“Serve una task force per tutelare le produzioni”

Fabrizio Bindocci, presidente Consorzio del Vino Brunello di Montalcino “Si resta con l’amaro in bocca”. Questo il commento di Fabrizio Bindocci, presidente del Consorzio del vino Brunello di Montalcino in riferimento alla partita (duecento bottiglie) di falso Brunello sequestrata in un magazzino di un cuoco danese a Copenaghen. “Certo, quando si parla di brand italiani di successo nel mondo si parla di Ferrari, Prada e Brunello di Montalcino. I nostri numeri - prosegue Bindocci - non hanno bisogno di spiegazioni: vendiamo 9 milioni di bottiglie di vino l’anno. E manca, nel senso che c’è più richiesta di quel che viene prodotto. Ma così deve essere. Allora noi, come produttori e come Consorzio, facciamo attenzione: sul nostro sito si possono verificare tutte le etichette. L’intera produzione è tracciata. Per cui le basi per tutelare i nostri gioielli ci sono. Che ci sia un canale di passaggio verso il Nord dell’Europa dalla Germania invece è noto. Sono comunque brutte sorprese, cui non possiamo assistere. Oggi noi abbiamo un operatore che fa vigilanza, andando in giro per enoteche, supermercati, punti vendita: il Consorzio ricompera bottiglie di Brunello, fa controlli sulle fascette e analisi sui vini e le partite cui corrispondono. Ma non basta: il futuro è in una task force con altri Consorzi per tutelare le nostre produzioni e fare in modo che chi stappa una bottiglia a New York sia sicuro di bere Brunello. Oggi stesso contatterò il Ministero chiedendo che si vigili sul Made in Italy che tutti ci invidiano. Intanto dico ai nostri produttori di andare in giro e fotografare le bottiglie che trovano per il mondo e le fascette. Il rischio cui andiamo incontro non fa male solo al produttore dell’episodio in questione, ma all’intera denominazione”.

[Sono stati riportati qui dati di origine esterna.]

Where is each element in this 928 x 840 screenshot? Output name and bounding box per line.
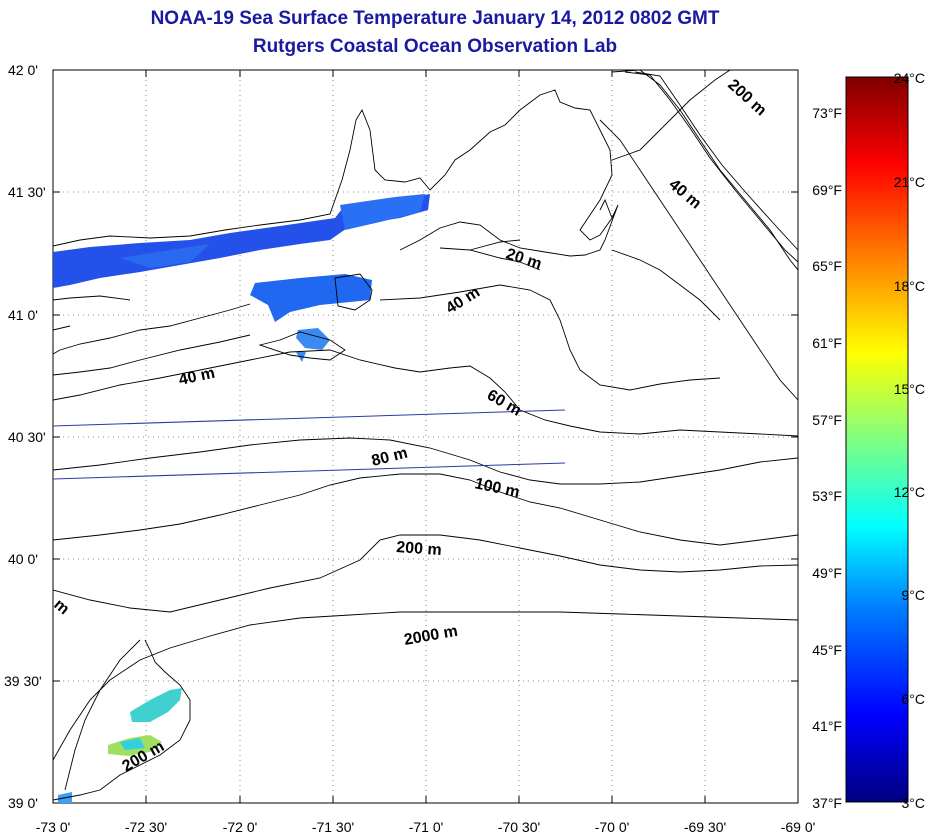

Dalle carte dell’indagine, condotta dal pm Aldo Natalini della Procura di Siena in stretta collaborazione con i colleghi danesi, emerge anche un’altra partita falsa, questa volta sequestrata a Monaco di Baviera. Occorre insomma un passo oltre: perchè l’indagine in corso rivela anche che dietro al mercato nero, del falso commercio, ci sarebbero diversi Paesi coinvolti. Le attenzioni degli inquirenti sono puntate sul ristoratore cui è stato sequestrata la partita ma anche su un imprenditore tedesco appassionato di vini e su un’azienda spagnola da cui sarebbero state acquistate le bottiglie. Sembra che sull’etichetta delle bottiglie sequestrate vi fosse impresso Brunello “de’ Montalcino”, invece del nome corretto della denominazione: “un segnale di allerta inconfondibile. Si dice, poi - prosegue Bindocci - che il vino imbottigliato fosse piuttosto cattivo. Chi tarocca potrebbe fare meglio, usufruendo di un ottimo prodotto e buoni prezzi. Voglio informarmi sul caso danese, spero non si trovi di mezzo un italiano”. Un problema non da poco, per il Brunello di Montalcino e per tutti quei prodotti di eccellenza dell’agroalimentare che, quando contraffatti, spesso in modo pessimo anche se non nocivo per la salute, acquisiscono una cattiva, se non pessima pubblicità, difficile poi da contraddire e superare.